No Brasil, considera-se o ano de 1847 como o início do movimento no País. Foi quando o médico francês Jean Maurice Faivre inaugurou a colônia Teresa Cristina, com inspiração nos ideais humanistas, junto com outros colonos europeus no Paraná. O movimento serviu de referência para as experiências futuras.
Assim, foi fundada em Minas Gerais, a primeira cooperativa agropecuária. Coube aos trabalhadores da Cia. Paulista de Estrada de Ferro, localizada em Campinas, criar a primeira no setor de Consumo. O padre jesuíta Theodor Amstadt deu início no Rio Grande do Sul ao cooperativismo no setor de crédito. Somente neste segmento existem hoje 2.300 organizações, que geram cerca de 115 mil empregos e possuem cerca de 2 milhões de associados.
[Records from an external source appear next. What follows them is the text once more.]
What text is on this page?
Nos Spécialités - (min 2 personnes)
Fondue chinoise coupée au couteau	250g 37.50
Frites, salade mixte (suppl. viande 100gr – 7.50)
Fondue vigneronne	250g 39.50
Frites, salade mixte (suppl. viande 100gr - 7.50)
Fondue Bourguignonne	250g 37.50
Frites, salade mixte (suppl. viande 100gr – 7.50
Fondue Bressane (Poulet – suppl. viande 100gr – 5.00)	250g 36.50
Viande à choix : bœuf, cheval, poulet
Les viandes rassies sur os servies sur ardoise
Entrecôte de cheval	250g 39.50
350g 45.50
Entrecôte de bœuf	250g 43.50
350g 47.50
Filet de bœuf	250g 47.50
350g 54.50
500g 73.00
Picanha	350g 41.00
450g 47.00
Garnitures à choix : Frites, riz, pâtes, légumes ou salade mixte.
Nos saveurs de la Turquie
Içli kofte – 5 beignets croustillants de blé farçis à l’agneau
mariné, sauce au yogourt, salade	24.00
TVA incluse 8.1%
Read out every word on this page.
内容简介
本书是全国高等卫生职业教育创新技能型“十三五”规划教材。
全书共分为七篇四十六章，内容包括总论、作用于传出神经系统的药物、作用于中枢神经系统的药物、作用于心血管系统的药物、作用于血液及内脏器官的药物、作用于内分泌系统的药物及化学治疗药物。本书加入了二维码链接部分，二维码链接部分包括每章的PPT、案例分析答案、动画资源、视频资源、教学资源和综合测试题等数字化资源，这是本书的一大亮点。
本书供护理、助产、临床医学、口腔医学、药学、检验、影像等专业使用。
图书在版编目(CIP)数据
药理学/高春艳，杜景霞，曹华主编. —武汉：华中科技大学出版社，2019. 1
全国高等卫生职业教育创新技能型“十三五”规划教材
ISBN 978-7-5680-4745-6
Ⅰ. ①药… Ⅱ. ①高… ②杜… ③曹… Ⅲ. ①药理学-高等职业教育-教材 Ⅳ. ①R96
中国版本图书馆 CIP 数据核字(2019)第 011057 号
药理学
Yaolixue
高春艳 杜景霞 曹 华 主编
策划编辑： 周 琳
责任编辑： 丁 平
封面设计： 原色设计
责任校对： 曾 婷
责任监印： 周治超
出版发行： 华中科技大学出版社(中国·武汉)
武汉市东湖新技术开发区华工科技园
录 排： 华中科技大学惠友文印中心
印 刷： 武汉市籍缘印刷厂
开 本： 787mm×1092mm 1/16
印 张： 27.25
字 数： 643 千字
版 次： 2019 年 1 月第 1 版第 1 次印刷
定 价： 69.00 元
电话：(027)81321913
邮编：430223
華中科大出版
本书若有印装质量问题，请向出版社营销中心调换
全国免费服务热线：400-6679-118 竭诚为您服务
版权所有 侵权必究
O modelo chama a atenção para o fato de poder ser aplicável a qualquer área. É possível dizer que onde houver um problema econômico e social a cooperação pode ser uma solução. É comum, por exemplo, que empresas em processo de falência tenham seu controle passado para os trabalhadores, numa cooperativa de produção industrial. No setor de trabalho, reúnem-se pessoas para prestar serviços de forma terceirizada.
Se esse modelo surgiu como uma forma de resistência à exploração, em um contexto de luta de classes, hoje se apresenta como uma forma de lutar contra o desemprego. Em comum, nos dois momentos da história, é que podemos pensar o cooperativismo como uma forma de se enfrentar os problemas econômicos e sociais pelos quais passa boa parte da população.